Experimental investigation of rotational behavior of pseudo-ductile adhesive angle joints exhibiting variable strain rate

Pseudo-ductile behavior in composite structural frames can be achieved by enabling their beam-column joints to exhibit nonlinear structural response due to progressive damage, by using pseudo-ductile adhesives. This study investigates the static behavior of a novel pseudo-ductile bonded-bolted angle joint with a bolt at the geometric centroid of the joint. A pseudo-ductile elastomer adhesive is used which is notably sensitive to the strain rate. The bolt ensures structural integrity and produces pure torsional moments in the adhesive planes.
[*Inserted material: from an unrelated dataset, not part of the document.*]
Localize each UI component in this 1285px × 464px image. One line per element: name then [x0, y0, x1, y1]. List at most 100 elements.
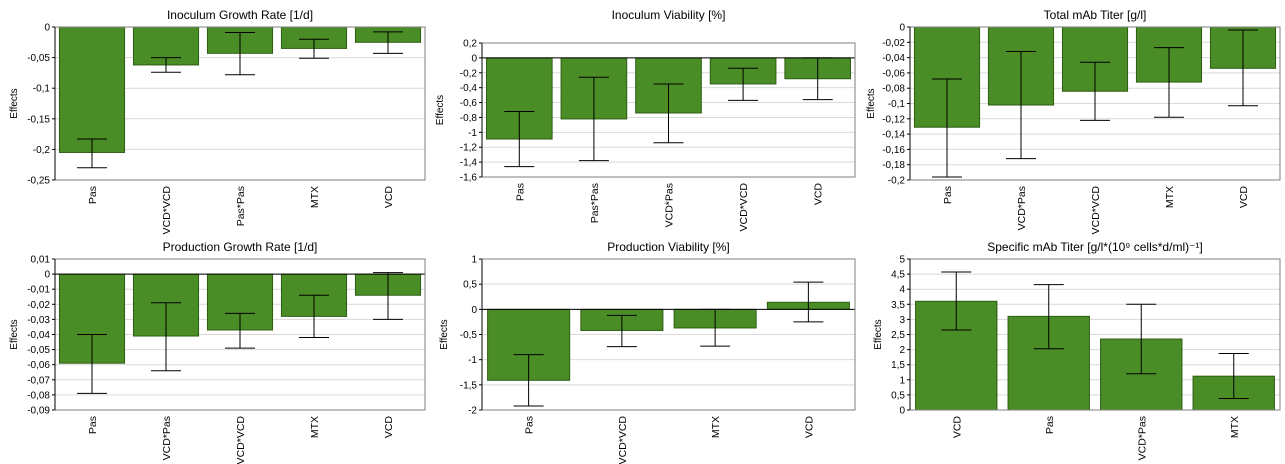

This configuration induces nonuniform strain rates in the adhesive layers in the radial direction, i.e., from the center outwards. The experimental results reveal that under the nonuniform shear strain distribution, the initial stiffness, yield rotation, and maximum torsion exhibit an increasing trend with strain rate, while maximum rotation decreases. An analytical model was developed using stress-strain relations obtained from single-lap joints with uniform stress distribution to predict the angle joint responses. The analytical model overestimates the initial joint stiffness due to the nonuniform stress distribution but shows good agreement for strength and post-yield behavior. Lastly, the angle joint exhibits the lowest ductility ratios compared to linear lap joints, showing that the pseudo-ductile adhesive capacity may not be fully utilized in the angle configuration.